TL;DR
- A brand new report reveals that SmartTube, the favored YouTube app faraway from Android TV and Hearth TV gadgets final week, contained malware after the developer’s construct machine was compromised.
- Some official app variations launched earlier this month have been unintentionally distributed with that malware.
- A clear, newly signed model of SmartTube is now accessible for obtain.
- Customers who might have put in the malware-infected variations of the app are advisable to reset their gadgets and take extra steps to assessment their YouTube and Google account info.
Google Play Shield disabled SmartTube final week after the app’s digital signature was uncovered. On the time, it was believed that the signature leak was the first purpose Google and Amazon forcibly eliminated the app from customers’ gadgets.
Nevertheless, in keeping with a brand new report by AFTVnews, it appears to be like just like the scenario was extra severe than initially understood.
Don’t need to miss one of the best from Android Authority?
Builders of SmartTube, the favored YouTube shopper for Android TV and Hearth TV gadgets, have now confirmed that the pc used to construct official APKs for the app was contaminated with malware. In consequence, some official SmartTube releases have been unknowingly distributed with that malware embedded in them.
The developer informed AFTVnews that they’re nonetheless not sure which variations of the app have been contaminated first, however the safety compromise is believed to have occurred in early November. Variations 30.43 and 30.47 of the app uploaded to APKMirror have been flagged as malicious by malware scanners. That is in all probability why Google Play Shield and Amazon disabled the app within the first place.

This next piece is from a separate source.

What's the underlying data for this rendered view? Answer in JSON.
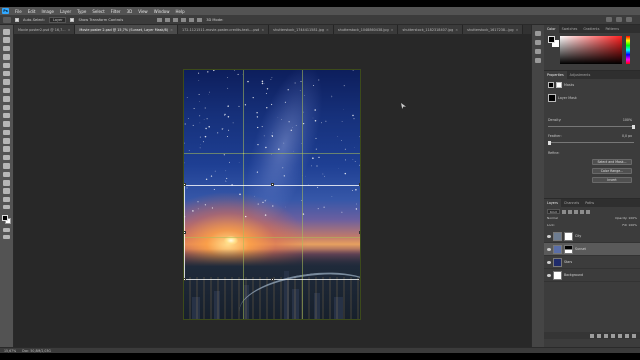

In accordance with SmartTube, the compromised pc has since been wiped. The builders say the construct surroundings is now clear, and a brand new app signature can also be in place. An up to date model of SmartTube with construct quantity 30.56 is now accessible as the primary launch created utilizing an uncompromised pc.
Customers can obtain the brand new malware-free launch utilizing the next codes by way of AFTVnews‘ Downloader app:
- Secure model: 28544
- Beta model: 79015
This model of the app isn’t but listed on SmartTube’s GitHub due to some remaining bugs that the builders hope to repair earlier than pushing out a public launch. All earlier variations of the app have been faraway from GitHub out of warning.
Must you be anxious?
It’s nonetheless unclear what SmartTube’s embedded malware is able to doing. Fortunately, the app doesn’t request too many permissions and doesn’t require customers to sign up straight with their YouTube or Google credentials. Even when customers granted backup entry to Google Drive, the malware mustn’t have entry to Google account information.

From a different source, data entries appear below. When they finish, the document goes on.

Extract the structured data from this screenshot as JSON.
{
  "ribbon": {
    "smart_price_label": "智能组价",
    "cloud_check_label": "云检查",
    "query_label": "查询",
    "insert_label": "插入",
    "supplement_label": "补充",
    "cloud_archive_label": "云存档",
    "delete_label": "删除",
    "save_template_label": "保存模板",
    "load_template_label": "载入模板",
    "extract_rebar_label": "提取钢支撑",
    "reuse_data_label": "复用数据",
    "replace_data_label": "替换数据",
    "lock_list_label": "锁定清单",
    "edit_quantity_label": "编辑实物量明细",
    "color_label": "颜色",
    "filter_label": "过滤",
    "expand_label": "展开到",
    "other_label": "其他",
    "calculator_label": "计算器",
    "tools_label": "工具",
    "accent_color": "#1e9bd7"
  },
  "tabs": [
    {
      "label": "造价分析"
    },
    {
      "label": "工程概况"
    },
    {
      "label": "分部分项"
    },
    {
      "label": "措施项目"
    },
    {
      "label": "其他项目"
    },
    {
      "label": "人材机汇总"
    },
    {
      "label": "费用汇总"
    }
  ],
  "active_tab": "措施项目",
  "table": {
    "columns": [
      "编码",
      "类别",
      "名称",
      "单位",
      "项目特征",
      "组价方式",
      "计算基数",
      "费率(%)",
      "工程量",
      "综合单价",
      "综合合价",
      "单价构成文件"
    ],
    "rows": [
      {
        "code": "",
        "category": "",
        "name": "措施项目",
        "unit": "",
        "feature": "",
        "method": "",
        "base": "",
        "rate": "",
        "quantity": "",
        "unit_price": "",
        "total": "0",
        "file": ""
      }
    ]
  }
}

Nevertheless, permissions associated to controls of a YouTube account may very well be impacted, which is why AFTVnews rightly recommends manufacturing unit resetting any gadget the place the app was put in, reviewing your Google account permissions and YouTube exercise historical past for any suspicious exercise, and reinstalling SmartTube utilizing the brand new, verified model.
Thanks for being a part of our group. Learn our Remark Coverage earlier than posting.